The new “Set Your Soul Free” finds Anastasio offering more uplifting spiritual sustenance as he implores fans to “roll with the funk now, turn it around, burn it down, set your soul free, we’re all here together in a spirit family, everybody’s dancing, everyone can see, burn it down, set your soul free”. The jazzy bluesy sound of “Liquid Time” keeps the metaphysical soul-freeing vibe going with one of the band’s most dynamic tunes. The jam doesn’t go quite as deep as did it at the High Sierra Music Festival this summer, but it keeps the set’s energy building strategically. The set soars with “Everything’s Right”, one of 2017’s best new songs in all of rock. Debuted with Trey Anastasio Band in the spring and then brought to Phish in the summer, Anastasio has spoken of collaborating with long time lyric partner Tom Marshall to come up with the song as something of an antidote to the regular onslaught of depressing news that has accompanied Donald Trump’s apocalyptic reign of avarice.
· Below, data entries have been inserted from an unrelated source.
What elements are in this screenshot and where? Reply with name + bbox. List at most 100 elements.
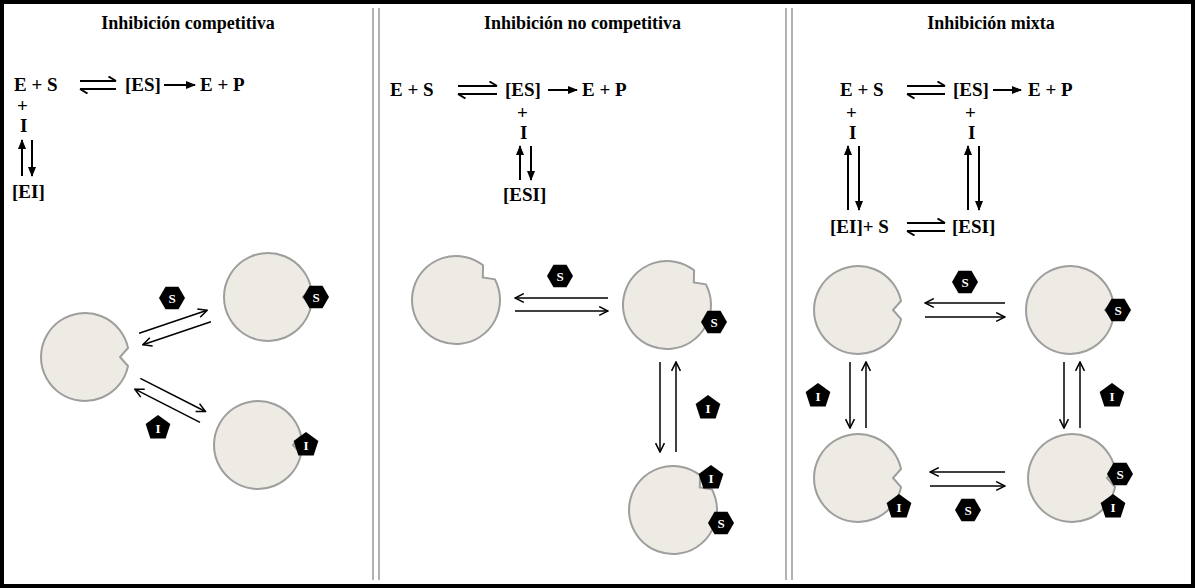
molecule-token: S <box>701 309 727 335</box>
equation-term: E + S <box>390 80 434 100</box>
molecule-token: I <box>695 395 721 421</box>
enzyme <box>224 253 311 341</box>
equation-term: E + P <box>582 80 627 100</box>
molecule-token: S <box>159 285 185 311</box>
molecule-token: I <box>886 494 912 520</box>
molecule-letter: S <box>547 263 573 289</box>
molecule-letter: I <box>698 465 724 491</box>
equation-term: [ES] <box>125 75 161 95</box>
equilibrium-arrow <box>907 230 945 232</box>
equilibrium-arrow <box>858 146 860 210</box>
panel-separator <box>372 8 374 580</box>
molecule-token: S <box>547 263 573 289</box>
equation-term: E + P <box>1028 80 1073 100</box>
equilibrium-arrow <box>21 140 23 176</box>
enzyme <box>814 266 901 354</box>
equilibrium-arrow <box>907 85 945 87</box>
molecule-token: I <box>1100 494 1126 520</box>
molecule-letter: I <box>886 494 912 520</box>
panel-heading: Inhibición mixta <box>795 12 1187 34</box>
equilibrium-arrow <box>31 140 33 176</box>
equation-term: I <box>849 123 856 143</box>
binding-arrow <box>925 302 1005 304</box>
reaction-arrow <box>548 89 577 91</box>
molecule-letter: I <box>145 415 171 441</box>
binding-arrow <box>140 378 205 411</box>
equilibrium-arrow <box>458 85 497 87</box>
molecule-letter: S <box>303 284 329 310</box>
molecule-letter: S <box>701 309 727 335</box>
binding-arrow <box>1063 362 1065 428</box>
binding-arrow <box>1079 362 1081 428</box>
reaction-arrow <box>993 89 1021 91</box>
molecule-token: S <box>955 497 981 523</box>
equilibrium-arrow <box>80 88 116 90</box>
panel-separator <box>378 8 380 580</box>
panel-separator <box>785 8 787 580</box>
molecule-token: S <box>303 284 329 310</box>
equation-term: [ES] <box>953 80 989 100</box>
equation-term: [ESI] <box>503 185 546 205</box>
molecule-letter: S <box>955 497 981 523</box>
enzyme <box>623 261 711 349</box>
molecule-letter: I <box>805 383 831 409</box>
equation-term: [EI] <box>12 182 45 202</box>
panel-heading: Inhibición competitiva <box>6 12 370 34</box>
equilibrium-arrow <box>458 93 497 95</box>
molecule-letter: I <box>1099 383 1125 409</box>
molecule-letter: S <box>1107 461 1133 487</box>
binding-arrow <box>930 485 1005 487</box>
equilibrium-arrow <box>907 222 945 224</box>
equilibrium-arrow <box>80 80 116 82</box>
binding-arrow <box>925 316 1005 318</box>
equation-term: E + S <box>840 80 884 100</box>
equation-term: E + S <box>14 75 58 95</box>
molecule-token: S <box>708 510 734 536</box>
binding-arrow <box>659 362 661 452</box>
molecule-token: I <box>293 432 319 458</box>
molecule-letter: I <box>293 432 319 458</box>
molecule-token: I <box>1099 383 1125 409</box>
reaction-arrow <box>164 84 195 86</box>
panel-separator <box>791 8 793 580</box>
enzyme <box>214 401 301 489</box>
binding-arrow <box>515 297 608 299</box>
enzyme <box>412 256 500 344</box>
binding-arrow <box>930 471 1005 473</box>
enzyme <box>41 313 128 401</box>
enzyme <box>814 434 901 522</box>
molecule-token: I <box>145 415 171 441</box>
equation-term: [EI]+ S <box>830 217 889 237</box>
equation-term: + <box>965 103 976 123</box>
equation-term: [ESI] <box>952 217 995 237</box>
molecule-token: S <box>1105 297 1131 323</box>
molecule-letter: I <box>1100 494 1126 520</box>
equation-term: [ES] <box>505 80 541 100</box>
enzyme <box>1026 266 1113 354</box>
panel-heading: Inhibición no competitiva <box>381 12 784 34</box>
equilibrium-arrow <box>519 146 521 180</box>
equation-term: + <box>17 96 28 116</box>
binding-arrow <box>865 362 867 428</box>
equilibrium-arrow <box>847 146 849 210</box>
inhibition-panel: Inhibición competitivaS S I I <box>6 6 370 582</box>
equation-term: E + P <box>200 75 245 95</box>
molecule-token: I <box>805 383 831 409</box>
binding-arrow <box>849 362 851 428</box>
molecule-letter: S <box>952 269 978 295</box>
molecule-letter: S <box>159 285 185 311</box>
equation-term: + <box>517 103 528 123</box>
enzyme <box>1028 434 1115 522</box>
molecule-token: I <box>698 465 724 491</box>
binding-arrow <box>139 310 207 333</box>
equation-term: I <box>968 123 975 143</box>
molecule-token: S <box>1107 461 1133 487</box>
equation-term: I <box>20 116 27 136</box>
molecule-letter: S <box>1105 297 1131 323</box>
molecule-letter: S <box>708 510 734 536</box>
molecule-letter: I <box>695 395 721 421</box>
equilibrium-arrow <box>967 146 969 210</box>
binding-arrow <box>675 362 677 452</box>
“Everything’s right, so just hold tight… focus on today, you’ll find a way… this world, this crazy world I know, it turns, it turns, and the long night’s over and the sun’s coming up, everything’s right, so just hold tight”, Anastasio sings with the ladies harmonizing behind him to generate both an uplifting anthem of personal empowerment and a melodic jam vehicle that brings the entire audience into a collective groove of spirit family unity. “Valentine” keeps things flowing with a melodic horn-powered jam where Hartswick and Cressman again seem like angels as they harmonize with Anastasio on the upbeat tune about transcending the darkness around him to rise above with soaring vocals from the ladies on the smooth outro jam.
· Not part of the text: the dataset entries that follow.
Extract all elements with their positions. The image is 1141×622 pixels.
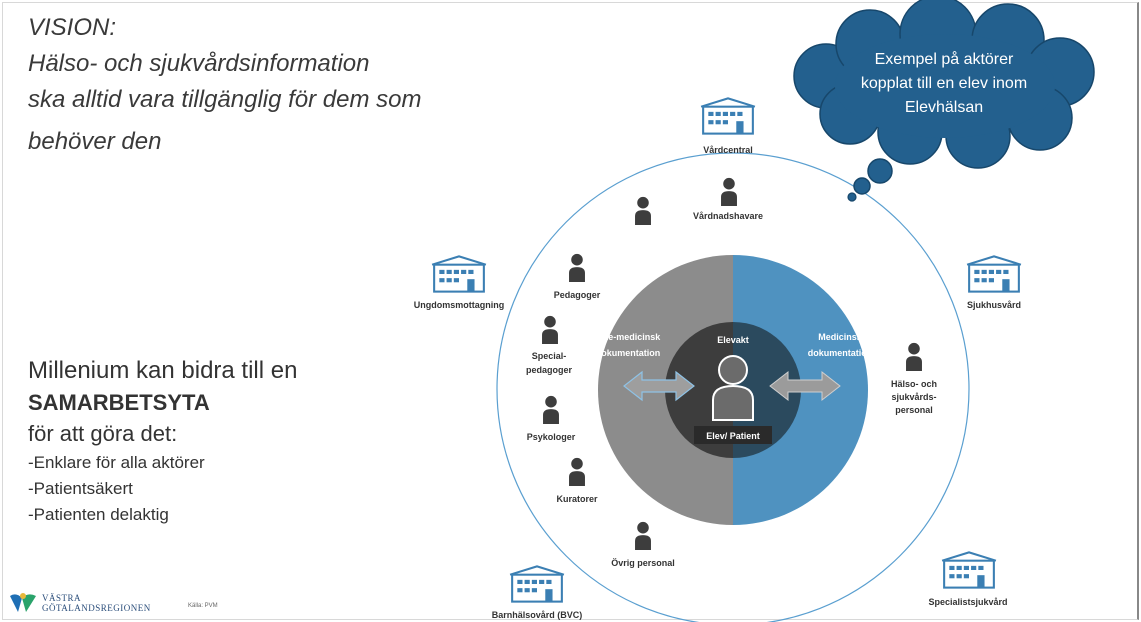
hospital-icon <box>966 255 1022 293</box>
teacher-label: Pedagoger <box>554 290 601 300</box>
millenium-line-1: Millenium kan bidra till en <box>28 357 298 384</box>
logo-line-2: GÖTALANDSREGIONEN <box>42 603 151 613</box>
right-arrow <box>769 370 841 402</box>
outer-circle <box>496 152 970 622</box>
vision-line-3: ska alltid vara tillgänglig för dem som <box>28 86 422 113</box>
vision-line-4: behöver den <box>28 128 162 155</box>
guardian-icon <box>719 176 739 208</box>
millenium-bullet-3: -Patienten delaktig <box>28 505 169 524</box>
counselor-label: Kuratorer <box>556 494 598 504</box>
health-center-icon <box>700 97 756 135</box>
cloud-line-1: Exempel på aktörer <box>875 50 1014 68</box>
thought-cloud <box>793 0 1095 202</box>
millenium-bullet-2: -Patientsäkert <box>28 479 133 498</box>
youth-clinic-label: Ungdomsmottagning <box>414 300 505 310</box>
millenium-line-2: SAMARBETSYTA <box>28 390 210 415</box>
non-medical-label-1: Icke-medicinsk <box>596 332 662 342</box>
specialist-care-icon <box>941 551 997 589</box>
millenium-text: Millenium kan bidra till en SAMARBETSYTA… <box>28 354 297 528</box>
counselor-icon <box>567 456 587 488</box>
guardian-label: Vårdnadshavare <box>693 211 763 221</box>
other-staff-label: Övrig personal <box>611 558 675 568</box>
teacher-icon <box>567 252 587 284</box>
medical-label-2: dokumentation <box>808 348 873 358</box>
patient-label-box <box>694 426 772 444</box>
psychologist-icon <box>541 394 561 426</box>
specialist-care-label: Specialistsjukvård <box>928 597 1007 607</box>
health-staff-icon <box>904 341 924 373</box>
vgr-logo-mark <box>10 593 36 612</box>
vision-line-2: Hälso- och sjukvårdsinformation <box>28 50 370 77</box>
child-health-icon <box>509 565 565 603</box>
inner-circle-right <box>733 322 801 458</box>
left-arrow <box>623 370 695 402</box>
other-staff-icon <box>633 520 653 552</box>
vgr-logo: VÄSTRA GÖTALANDSREGIONEN <box>8 590 151 616</box>
non-medical-label-2: dokumentation <box>596 348 661 358</box>
health-center-label: Vårdcentral <box>703 145 753 155</box>
medical-label-1: Medicinsk <box>818 332 863 342</box>
health-staff-label-3: personal <box>895 405 933 415</box>
elevakt-label: Elevakt <box>717 335 749 345</box>
hospital-label: Sjukhusvård <box>967 300 1021 310</box>
patient-label: Elev/ Patient <box>706 431 760 441</box>
guardian-extra-icon <box>633 195 653 227</box>
millenium-bullet-1: -Enklare för alla aktörer <box>28 453 205 472</box>
vision-title: VISION: <box>28 14 117 41</box>
inner-circle-left <box>665 322 733 458</box>
vision-text: VISION: Hälso- och sjukvårdsinformation … <box>28 10 422 160</box>
student-patient-icon <box>712 355 754 421</box>
millenium-line-3: för att göra det: <box>28 421 178 446</box>
source-note: Källa: PVM <box>188 603 218 609</box>
special-teacher-icon <box>540 314 560 346</box>
child-health-label: Barnhälsovård (BVC) <box>492 610 583 620</box>
cloud-line-2: kopplat till en elev inom <box>861 75 1027 92</box>
special-teacher-label-1: Special- <box>532 351 567 361</box>
special-teacher-label-2: pedagoger <box>526 365 573 375</box>
health-staff-label-1: Hälso- och <box>891 379 937 389</box>
cloud-line-3: Elevhälsan <box>905 99 983 116</box>
youth-clinic-icon <box>431 255 487 293</box>
psychologist-label: Psykologer <box>527 432 576 442</box>
health-staff-label-2: sjukvårds- <box>891 392 936 402</box>
logo-line-1: VÄSTRA <box>42 593 82 603</box>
The three hour-plus show winds toward a finish with the band’s staple cover of Gorillaz’ “Clint Eastwood”, with Hartswick starring as torchy chanteuse before another hot jam on “Mr. Completely” to close the set. There’s been only two covers in the show, but the Trey Anastasio Band has delivered a repeatedly uplifting Halloween fiesta to raise the spirits of everyone present. The encore is a treat for the lovers in the house with the romantic “Drifting”, another melodic jam vehicle that shines extra bright in the balcony as translucent lighting effects on the theater’s ornate ceiling makes fans feel like they’ve been immersed in a higher dimension. Anastasio’s music is know to have that effect and the jammy encore here delivers again.
The show won’t go down in legend like the 2016 and 2014 Phish Halloween shows in Las Vegas, both easily among the greatest performances in rock history. But it’s been a blast, and there’s a sense in the air that certain metaphysical demons have been held at bay on this All Hallows Eve thanks to the musical magic of the Trey Anastasio Band.